Pittsburgh used a formation with four wide receivers and one tight end that it hadn’t tried before. Tight end Eric Ebron normally lines up inside, but Claypool was there instead and Gerry was the guy trying to stop him. It didn’t work out for the Eagles. It usually doesn’t when Gerry is in coverage.
Afterward, safety Rodney McLeod said: “Ideally, would we like Nate to be on a receiver? No. We would prefer a defensive back. But that was the call that was made defensively and they checked to a good play.”
Claypool said he had to ask Roethlisberger what to do at the line of scrimmage after the veteran QB called an audible so Big Ben essentially told him and the Eagles the route to run. Gerry still couldn’t stop it.
Schwartz insisted he called the right coverage.
“What we had called was good against what they had called, but Ben recognized it,” Schwartz said Tuesday. “It’s probably inside of the 15 seconds for being able to change the call. I think that it just turns into every defense has a strength and they also have spots that aren’t as strong. Ben went to the spot right there, they made the play.”
Schwartz said he was “being aggressive” and “trying to stop the first down” to hold the Steelers to a long attempt at a field goal.
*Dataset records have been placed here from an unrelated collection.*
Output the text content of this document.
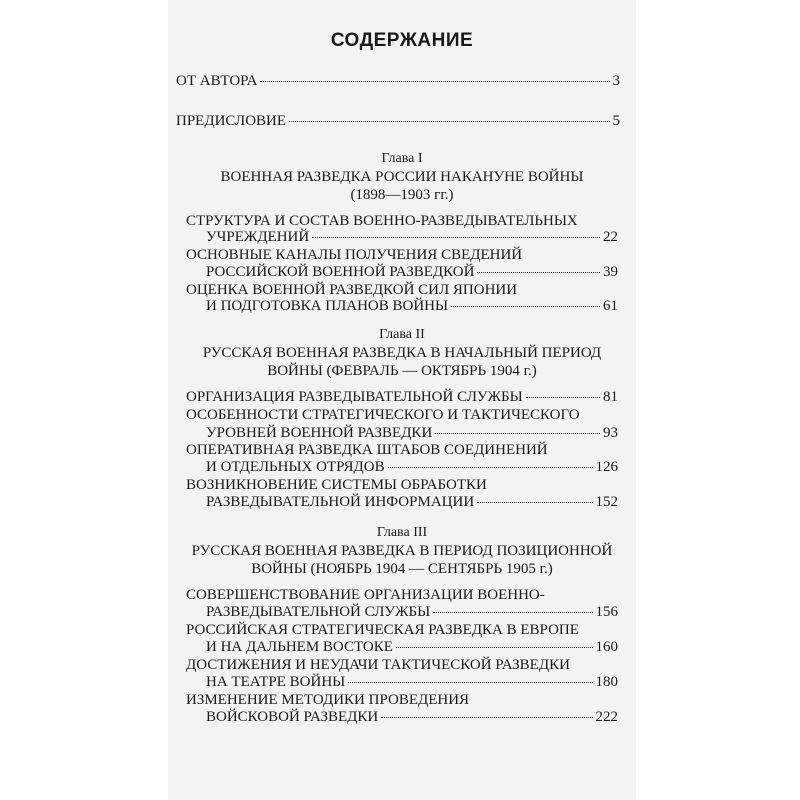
СОДЕРЖАНИЕ
ОТ АВТОРА	3
ПРЕДИСЛОВИЕ	5
Глава I
ВОЕННАЯ РАЗВЕДКА РОССИИ НАКАНУНЕ ВОЙНЫ
(1898—1903 гг.)
СТРУКТУРА И СОСТАВ ВОЕННО-РАЗВЕДЫВАТЕЛЬНЫХ
УЧРЕЖДЕНИЙ	22
ОСНОВНЫЕ КАНАЛЫ ПОЛУЧЕНИЯ СВЕДЕНИЙ
РОССИЙСКОЙ ВОЕННОЙ РАЗВЕДКОЙ	39
ОЦЕНКА ВОЕННОЙ РАЗВЕДКОЙ СИЛ ЯПОНИИ
И ПОДГОТОВКА ПЛАНОВ ВОЙНЫ	61
Глава II
РУССКАЯ ВОЕННАЯ РАЗВЕДКА В НАЧАЛЬНЫЙ ПЕРИОД
ВОЙНЫ (ФЕВРАЛЬ — ОКТЯБРЬ 1904 г.)
ОРГАНИЗАЦИЯ РАЗВЕДЫВАТЕЛЬНОЙ СЛУЖБЫ	81
ОСОБЕННОСТИ СТРАТЕГИЧЕСКОГО И ТАКТИЧЕСКОГО
УРОВНЕЙ ВОЕННОЙ РАЗВЕДКИ	93
ОПЕРАТИВНАЯ РАЗВЕДКА ШТАБОВ СОЕДИНЕНИЙ
И ОТДЕЛЬНЫХ ОТРЯДОВ	126
ВОЗНИКНОВЕНИЕ СИСТЕМЫ ОБРАБОТКИ
РАЗВЕДЫВАТЕЛЬНОЙ ИНФОРМАЦИИ	152
Глава III
РУССКАЯ ВОЕННАЯ РАЗВЕДКА В ПЕРИОД ПОЗИЦИОННОЙ
ВОЙНЫ (НОЯБРЬ 1904 — СЕНТЯБРЬ 1905 г.)
СОВЕРШЕНСТВОВАНИЕ ОРГАНИЗАЦИИ ВОЕННО-
РАЗВЕДЫВАТЕЛЬНОЙ СЛУЖБЫ	156
РОССИЙСКАЯ СТРАТЕГИЧЕСКАЯ РАЗВЕДКА В ЕВРОПЕ
И НА ДАЛЬНЕМ ВОСТОКЕ	160
ДОСТИЖЕНИЯ И НЕУДАЧИ ТАКТИЧЕСКОЙ РАЗВЕДКИ
НА ТЕАТРЕ ВОЙНЫ	180
ИЗМЕНЕНИЕ МЕТОДИКИ ПРОВЕДЕНИЯ
ВОЙСКОВОЙ РАЗВЕДКИ	222
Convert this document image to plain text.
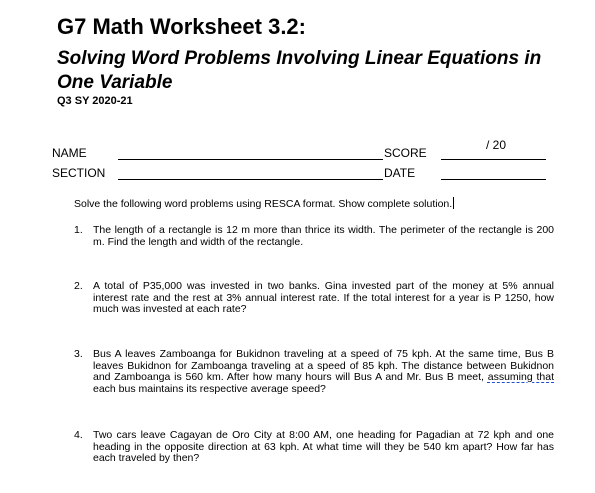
G7 Math Worksheet 3.2:
Solving Word Problems Involving Linear Equations in One Variable
Q3 SY 2020-21
NAME	SCORE
/ 20
SECTION	DATE
Solve the following word problems using RESCA format. Show complete solution.
1. The length of a rectangle is 12 m more than thrice its width. The perimeter of the rectangle is 200 m. Find the length and width of the rectangle.

2. A total of P35,000 was invested in two banks. Gina invested part of the money at 5% annual interest rate and the rest at 3% annual interest rate. If the total interest for a year is P 1250, how much was invested at each rate?

3. Bus A leaves Zamboanga for Bukidnon traveling at a speed of 75 kph. At the same time, Bus B leaves Bukidnon for Zamboanga traveling at a speed of 85 kph. The distance between Bukidnon and Zamboanga is 560 km. After how many hours will Bus A and Mr. Bus B meet, assuming that each bus maintains its respective average speed?

4. Two cars leave Cagayan de Oro City at 8:00 AM, one heading for Pagadian at 72 kph and one heading in the opposite direction at 63 kph. At what time will they be 540 km apart? How far has each traveled by then?
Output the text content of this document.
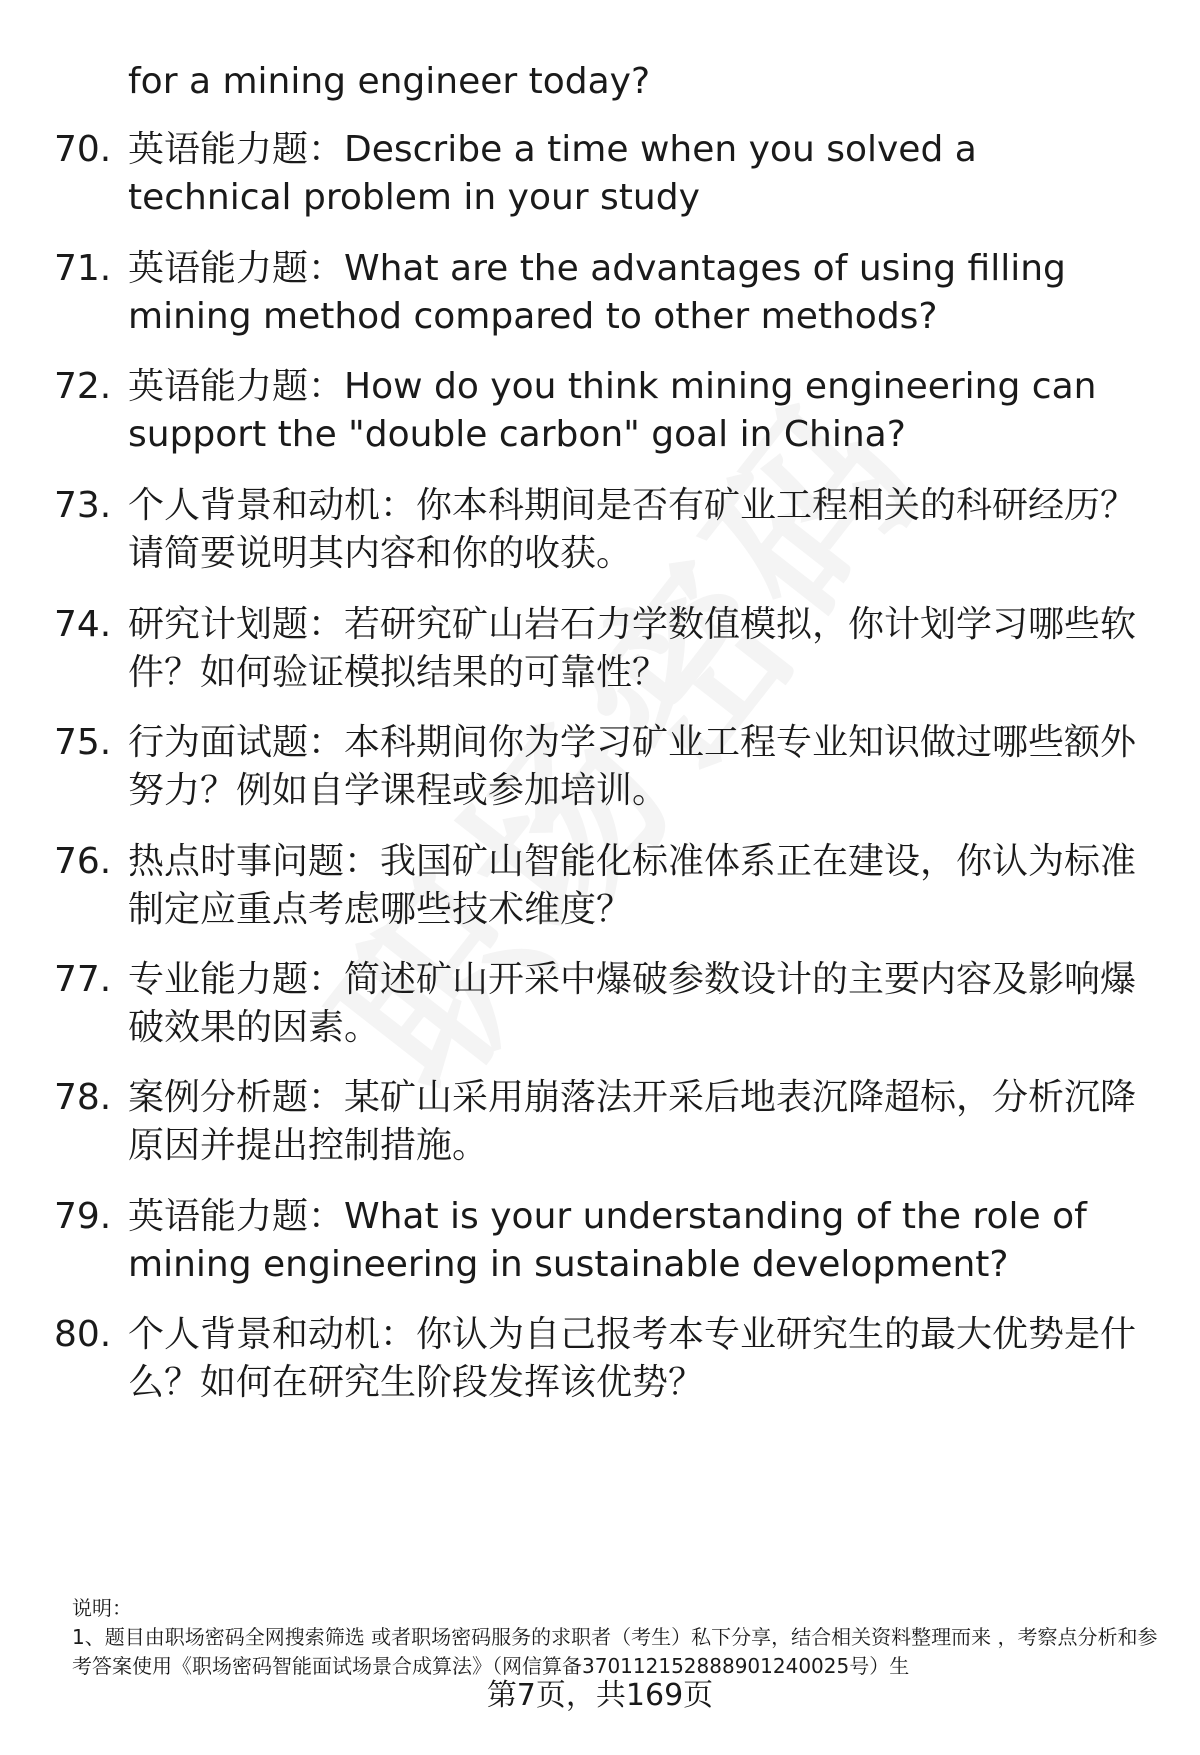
for a mining engineer today?
70. 英语能力题：Describe a time when you solved a technical problem in your study
71. 英语能力题：What are the advantages of using filling mining method compared to other methods?
72. 英语能力题：How do you think mining engineering can support the "double carbon" goal in China?
73. 个人背景和动机：你本科期间是否有矿业工程相关的科研经历？请简要说明其内容和你的收获。
74. 研究计划题：若研究矿山岩石力学数值模拟，你计划学习哪些软件？如何验证模拟结果的可靠性？
75. 行为面试题：本科期间你为学习矿业工程专业知识做过哪些额外努力？例如自学课程或参加培训。
76. 热点时事问题：我国矿山智能化标准体系正在建设，你认为标准制定应重点考虑哪些技术维度？
77. 专业能力题：简述矿山开采中爆破参数设计的主要内容及影响爆破效果的因素。
78. 案例分析题：某矿山采用崩落法开采后地表沉降超标，分析沉降原因并提出控制措施。
79. 英语能力题：What is your understanding of the role of mining engineering in sustainable development?
80. 个人背景和动机：你认为自己报考本专业研究生的最大优势是什么？如何在研究生阶段发挥该优势？
说明：
1、题目由职场密码全网搜索筛选 或者职场密码服务的求职者（考生）私下分享，结合相关资料整理而来 ，考察点分析和参考答案使用《职场密码智能面试场景合成算法》（网信算备370112152888901240025号）生
第7页，共169页
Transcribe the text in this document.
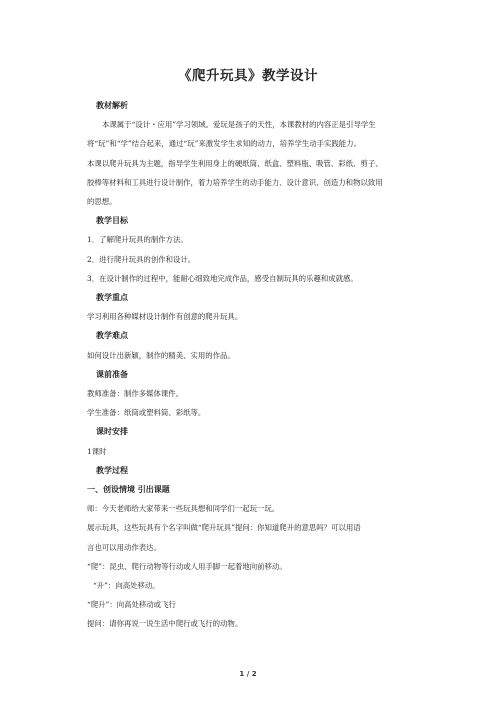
《爬升玩具》教学设计
教材解析

本课属于“设计・应用”学习领域。爱玩是孩子的天性，本课教材的内容正是引导学生

将“玩”和“学”结合起来，通过“玩”来激发学生求知的动力，培养学生动手实践能力。

本课以爬升玩具为主题，指导学生利用身上的硬纸筒、纸盒、塑料瓶、吸管、彩纸、剪子、

胶棒等材料和工具进行设计制作，着力培养学生的动手能力、设计意识、创造力和物以致用

的思想。

教学目标

1．了解爬升玩具的制作方法。

2．进行爬升玩具的创作和设计。

3．在设计制作的过程中，能耐心细致地完成作品，感受自制玩具的乐趣和成就感。

教学重点

学习利用各种媒材设计制作有创意的爬升玩具。

教学难点

如何设计出新颖，制作的精美、实用的作品。

课前准备

教师准备：制作多媒体课件。

学生准备：纸筒或塑料筒、彩纸等。

课时安排

1课时

教学过程
一、创设情境 引出课题

师：今天老师给大家带来一些玩具想和同学们一起玩一玩。

展示玩具，这些玩具有个名字叫做“爬升玩具”提问：你知道爬升的意思吗？可以用语

言也可以用动作表达。

“爬”：昆虫、爬行动物等行动或人用手脚一起着地向前移动。

“升”：向高处移动。

“爬升”：向高处移动或飞行

提问：请你再说一说生活中爬行或飞行的动物。

1 / 2
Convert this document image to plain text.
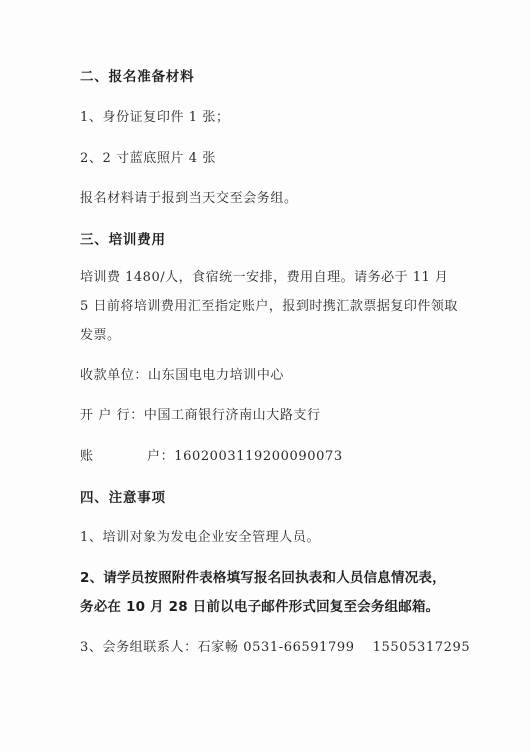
二、报名准备材料
1、身份证复印件 1 张；
2、2 寸蓝底照片 4 张
报名材料请于报到当天交至会务组。
三、培训费用
培训费 1480/人，食宿统一安排，费用自理。请务必于 11 月 5 日前将培训费用汇至指定账户，报到时携汇款票据复印件领取发票。
收款单位：山东国电电力培训中心
开 户 行：中国工商银行济南山大路支行
账	户：1602003119200090073
四、注意事项
1、培训对象为发电企业安全管理人员。
2、请学员按照附件表格填写报名回执表和人员信息情况表，
务必在 10 月 28 日前以电子邮件形式回复至会务组邮箱。
3、会务组联系人：石家畅 0531-66591799 15505317295
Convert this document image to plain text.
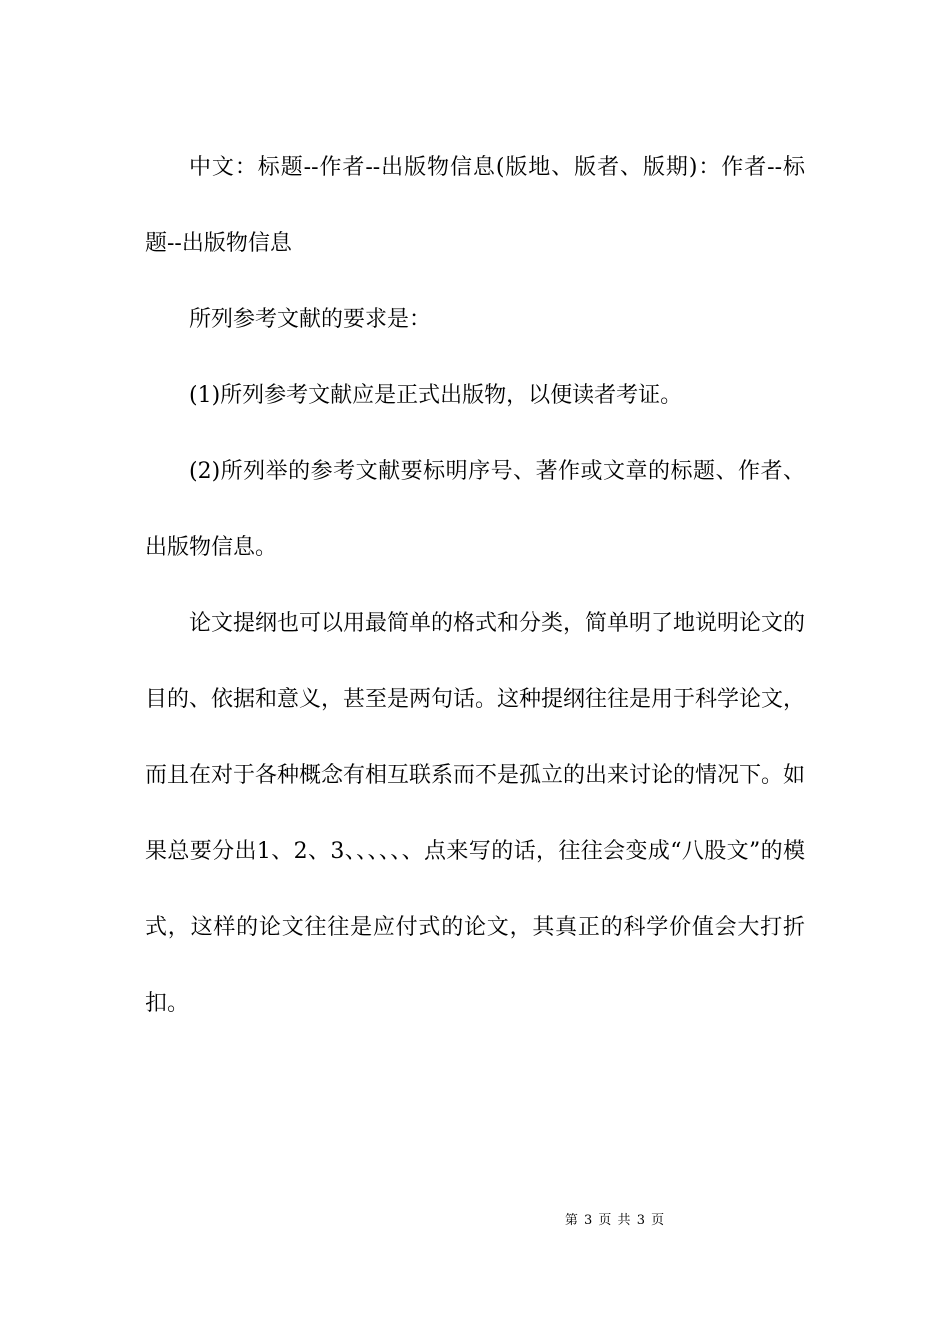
中文：标题--作者--出版物信息(版地、版者、版期)：作者--标题--出版物信息

所列参考文献的要求是：

(1)所列参考文献应是正式出版物，以便读者考证。

(2)所列举的参考文献要标明序号、著作或文章的标题、作者、出版物信息。

论文提纲也可以用最简单的格式和分类，简单明了地说明论文的目的、依据和意义，甚至是两句话。这种提纲往往是用于科学论文，而且在对于各种概念有相互联系而不是孤立的出来讨论的情况下。如果总要分出1、2、3、、、、、、点来写的话，往往会变成“八股文”的模式，这样的论文往往是应付式的论文，其真正的科学价值会大打折扣。

第 3 页 共 3 页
Aggressive would’ve been a blitz. Roethlisberger said he expected the defense to come after him on that play. Instead, he saw coverage with a slow LB on a speedy WR.
“There are probably different things we can do, but what that does is that puts the stress on other people on the defense,” Schwartz said. “You blitz, you put the pressure on the corners, you play man, you have pick problems and you put the pressure on those guys. There’s no magic answer for any of those situations, but I think the bottom line is, we’re playing aggressive.
We’re trying to keep them out of field-goal range right there. They made us pay for that aggressiveness.”
Then Schwartz passed the buck onto coach Doug Pederson when asked about calling a time-out in that spot to reset the defense.
“That’s always been the head coach’s responsibility here,” Schwartz said. “There’s been a couple times over the years that we’ve had 10 guys on the field and that’s up to Doug. Doug has to weigh that with saving time-outs for if we get them stopped and we’re trying to go down and kick a game-winning field goal. You look at the end of our first half, boy, what a difference one time-out would have made for us in kicking a field goal at the end of the first half. That really never enters our thought process on defense.”
To sum up, Schwartz insists he had the right coverage and calling a time-out isn’t his responsibility. What about using Gerry for every snap when he’s clearly a liability? Schwartz put that on Pederson and GM Howie Roseman.
“I’ll leave team building stuff and roster management to Doug and Howie,” he said. “I’m confident in the guys we have. We’re getting the young guys up to speed. I think our emphasis is on 11 guys playing better, not any one position.”
Pederson gave Schwartz full control of the defense. He should have say in defensive personnel. He should have say in calling a time-out near the end of a game to try to prevent a loss.
More issues are piling up but the NFC East is so weak the Eagles should stay in the race until the end.